Why had her father been so unhappy? What was the meaning of that cloud under which she had grown up?
She had repeated to Muriel Colwood the stock explanations she had been accustomed to give herself of the manner and circumstances of her bringing-up. To-day they seemed to her own mind, for the first time, utterly insufficient. In a sudden crash and confusion of feeling it was as though she were tearing open the heart of the past, passionately probing and searching.
Certain looks and phrases of Fanny Merton were really working in her memory. They were so light--yet so ugly. They suggested something, but so vaguely that Diana could find no words for it: a note of desecration, of cheapening--a breath of dishonor. It was as though a mourner, shut in for years with sacred memories, became suddenly aware that all the time, in a sordid world outside, these very memories had been the sport of an unkind and insolent chatter that besmirched them.
Her mother!
In the silence of the wood the girl's slender figure stiffened itself against an attacking thought. In her inmost mind she knew well that it was from her mother--and her mother's death--that all the strangeness of the past descended. But yet the death and grief she remembered had never presented themselves to her as they appear to other bereaved ones. Why had nobody ever spoken to her of her mother in her childhood and youth?--neither father, nor nurses, nor her old French governess? Why had she no picture--no relics--no letters? In the box of "Sparling Papers" there was nothing that related to Mrs. Sparling; that she knew, for her father had abruptly told her so not long before his death. They were old family records which he could not bear to destroy--the honorable records of an upright race, which some day, he thought, "might be a pleasure to her."

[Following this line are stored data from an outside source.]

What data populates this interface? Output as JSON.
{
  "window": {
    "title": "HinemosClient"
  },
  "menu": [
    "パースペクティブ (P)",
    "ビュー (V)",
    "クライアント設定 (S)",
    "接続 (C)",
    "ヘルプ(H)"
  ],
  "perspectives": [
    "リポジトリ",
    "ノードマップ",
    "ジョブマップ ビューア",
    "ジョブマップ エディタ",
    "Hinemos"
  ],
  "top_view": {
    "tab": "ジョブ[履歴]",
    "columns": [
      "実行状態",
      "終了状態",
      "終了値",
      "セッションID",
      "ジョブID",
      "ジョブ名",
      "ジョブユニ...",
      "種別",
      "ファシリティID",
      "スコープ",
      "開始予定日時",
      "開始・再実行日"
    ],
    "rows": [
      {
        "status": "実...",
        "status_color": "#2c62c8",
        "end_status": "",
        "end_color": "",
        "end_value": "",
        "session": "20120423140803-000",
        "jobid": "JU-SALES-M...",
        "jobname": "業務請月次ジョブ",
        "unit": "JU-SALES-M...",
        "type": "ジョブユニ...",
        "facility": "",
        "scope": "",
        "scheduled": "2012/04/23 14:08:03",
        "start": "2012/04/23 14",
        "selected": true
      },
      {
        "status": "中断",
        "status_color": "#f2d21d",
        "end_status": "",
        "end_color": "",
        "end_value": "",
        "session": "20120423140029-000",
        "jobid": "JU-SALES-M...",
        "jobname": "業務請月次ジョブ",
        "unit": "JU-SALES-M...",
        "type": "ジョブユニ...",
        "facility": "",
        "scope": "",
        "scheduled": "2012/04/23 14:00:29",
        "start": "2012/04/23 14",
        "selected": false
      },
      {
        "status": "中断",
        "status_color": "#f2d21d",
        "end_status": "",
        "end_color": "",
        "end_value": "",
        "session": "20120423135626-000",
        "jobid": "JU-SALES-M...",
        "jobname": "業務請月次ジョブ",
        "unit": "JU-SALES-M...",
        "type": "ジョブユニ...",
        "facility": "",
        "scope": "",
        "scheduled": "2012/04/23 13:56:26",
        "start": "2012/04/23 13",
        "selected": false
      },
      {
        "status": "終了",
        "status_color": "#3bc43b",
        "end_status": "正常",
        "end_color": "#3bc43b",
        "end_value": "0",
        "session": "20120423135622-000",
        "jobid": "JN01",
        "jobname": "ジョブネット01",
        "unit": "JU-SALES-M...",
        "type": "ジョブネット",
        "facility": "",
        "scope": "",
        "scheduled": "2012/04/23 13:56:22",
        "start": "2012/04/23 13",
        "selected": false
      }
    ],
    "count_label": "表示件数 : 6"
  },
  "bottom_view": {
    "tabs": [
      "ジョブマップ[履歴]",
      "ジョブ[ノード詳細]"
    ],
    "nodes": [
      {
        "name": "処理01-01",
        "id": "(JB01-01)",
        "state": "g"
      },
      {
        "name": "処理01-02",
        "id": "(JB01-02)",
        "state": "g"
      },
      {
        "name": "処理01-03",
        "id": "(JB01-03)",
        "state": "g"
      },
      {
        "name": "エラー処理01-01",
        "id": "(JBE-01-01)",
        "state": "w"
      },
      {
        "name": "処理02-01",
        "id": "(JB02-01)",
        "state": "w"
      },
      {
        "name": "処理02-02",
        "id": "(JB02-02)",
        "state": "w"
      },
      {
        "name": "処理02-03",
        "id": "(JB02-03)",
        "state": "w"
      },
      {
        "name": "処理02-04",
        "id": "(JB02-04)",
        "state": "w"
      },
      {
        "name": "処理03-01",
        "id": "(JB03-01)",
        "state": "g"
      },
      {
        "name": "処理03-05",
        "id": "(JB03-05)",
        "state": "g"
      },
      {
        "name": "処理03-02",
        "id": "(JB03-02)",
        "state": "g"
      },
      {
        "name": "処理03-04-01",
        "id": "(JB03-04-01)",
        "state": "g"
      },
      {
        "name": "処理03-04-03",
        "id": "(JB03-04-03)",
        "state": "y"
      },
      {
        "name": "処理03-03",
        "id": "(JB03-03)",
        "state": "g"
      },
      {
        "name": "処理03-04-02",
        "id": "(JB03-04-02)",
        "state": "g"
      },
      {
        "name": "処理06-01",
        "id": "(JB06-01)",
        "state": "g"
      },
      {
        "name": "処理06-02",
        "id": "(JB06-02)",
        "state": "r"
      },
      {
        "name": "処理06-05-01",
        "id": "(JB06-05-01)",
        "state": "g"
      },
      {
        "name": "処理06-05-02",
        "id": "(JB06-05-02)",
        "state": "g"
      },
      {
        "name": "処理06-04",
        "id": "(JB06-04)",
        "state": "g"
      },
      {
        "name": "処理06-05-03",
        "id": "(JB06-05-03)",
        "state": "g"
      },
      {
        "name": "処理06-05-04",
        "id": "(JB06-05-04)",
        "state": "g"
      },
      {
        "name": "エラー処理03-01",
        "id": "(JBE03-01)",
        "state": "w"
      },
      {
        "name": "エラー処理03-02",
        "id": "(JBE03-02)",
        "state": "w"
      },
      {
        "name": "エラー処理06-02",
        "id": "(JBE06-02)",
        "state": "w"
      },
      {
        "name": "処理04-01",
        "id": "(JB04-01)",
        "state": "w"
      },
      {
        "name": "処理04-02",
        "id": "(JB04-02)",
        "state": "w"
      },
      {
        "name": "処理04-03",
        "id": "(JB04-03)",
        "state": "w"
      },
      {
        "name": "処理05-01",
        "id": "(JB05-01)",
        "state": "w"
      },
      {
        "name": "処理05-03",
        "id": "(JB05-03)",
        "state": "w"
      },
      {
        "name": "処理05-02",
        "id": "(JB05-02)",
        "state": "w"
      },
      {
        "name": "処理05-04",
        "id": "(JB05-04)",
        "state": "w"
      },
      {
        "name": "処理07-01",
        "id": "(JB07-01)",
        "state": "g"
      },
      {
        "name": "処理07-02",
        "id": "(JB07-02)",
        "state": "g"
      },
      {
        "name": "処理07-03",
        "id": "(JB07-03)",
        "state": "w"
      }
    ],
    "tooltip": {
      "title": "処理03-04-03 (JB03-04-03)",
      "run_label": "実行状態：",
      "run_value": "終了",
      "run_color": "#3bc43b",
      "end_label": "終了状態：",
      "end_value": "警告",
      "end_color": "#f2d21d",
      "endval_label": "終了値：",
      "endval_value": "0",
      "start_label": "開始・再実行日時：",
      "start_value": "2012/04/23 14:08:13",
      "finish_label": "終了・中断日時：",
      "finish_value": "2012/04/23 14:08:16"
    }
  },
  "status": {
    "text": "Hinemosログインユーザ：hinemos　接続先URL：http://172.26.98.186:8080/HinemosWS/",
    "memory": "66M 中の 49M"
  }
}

Often during the last six months of his life, it seemed to her now, in this intensity of memory, that he had been on the point of breaking the silence of a lifetime. She recalled moments and looks of agonized effort and yearning. But he died of a growth in the throat; and for weeks before the end speech was forbidden them, on account of the constant danger of hemorrhage. So that Diana had always felt herself starved of those last words and messages which make the treasure of bereaved love. Often and often the cry of her loneliness to her dead father had been the bitter cry of Andromache to Hector; "I had from thee, in dying, no memorable word on which I might ever think in the year of mourning while I wept for thee."
Had there been a quarrel between her father and mother?--or something worse?--at which Diana's ignorance of life, imposed upon her by her upbringing, could only glance in shuddering? She knew her mother had died at twenty-six; and that in the two years before her death Mr. Mallory had been much away, travelling and exploring in Asia Minor. The young wife must have been often alone. Diana, with a sudden catching of the breath, envisaged possibilities of which no rational being of full age who reads a newspaper can be unaware.
Then, with an inward passion of denial, she shook the whole nightmare from her. Outrage!--treason!--to those helpless memories of which she was now the only guardian. In these easy, forgetting days, when the old passions and endurances look to us either affected or eccentric, such a life, such an exile as her father's, may seem strange even--so she accused herself--to that father's child. But that is because we are mean souls beside those who begot us. We cannot feel as they; and our constancy, compared to theirs, is fickleness.
So, in spirit, she knelt again beside her dead, embracing their cold feet and asking pardon.
The tears clouded her eyes; she wandered blindly on through the wood till she was conscious of sudden light and space. She had come to a clearing, where several huge beeches had been torn up by a storm some years before. Their place had been filled by a tangle of many saplings, and in their midst rose an elder-bush, already showing leaf, amid the bare winterly wood. The last western light caught the twinkling leaf buds, and made of the tree a Burning Bush, first herald of the spring.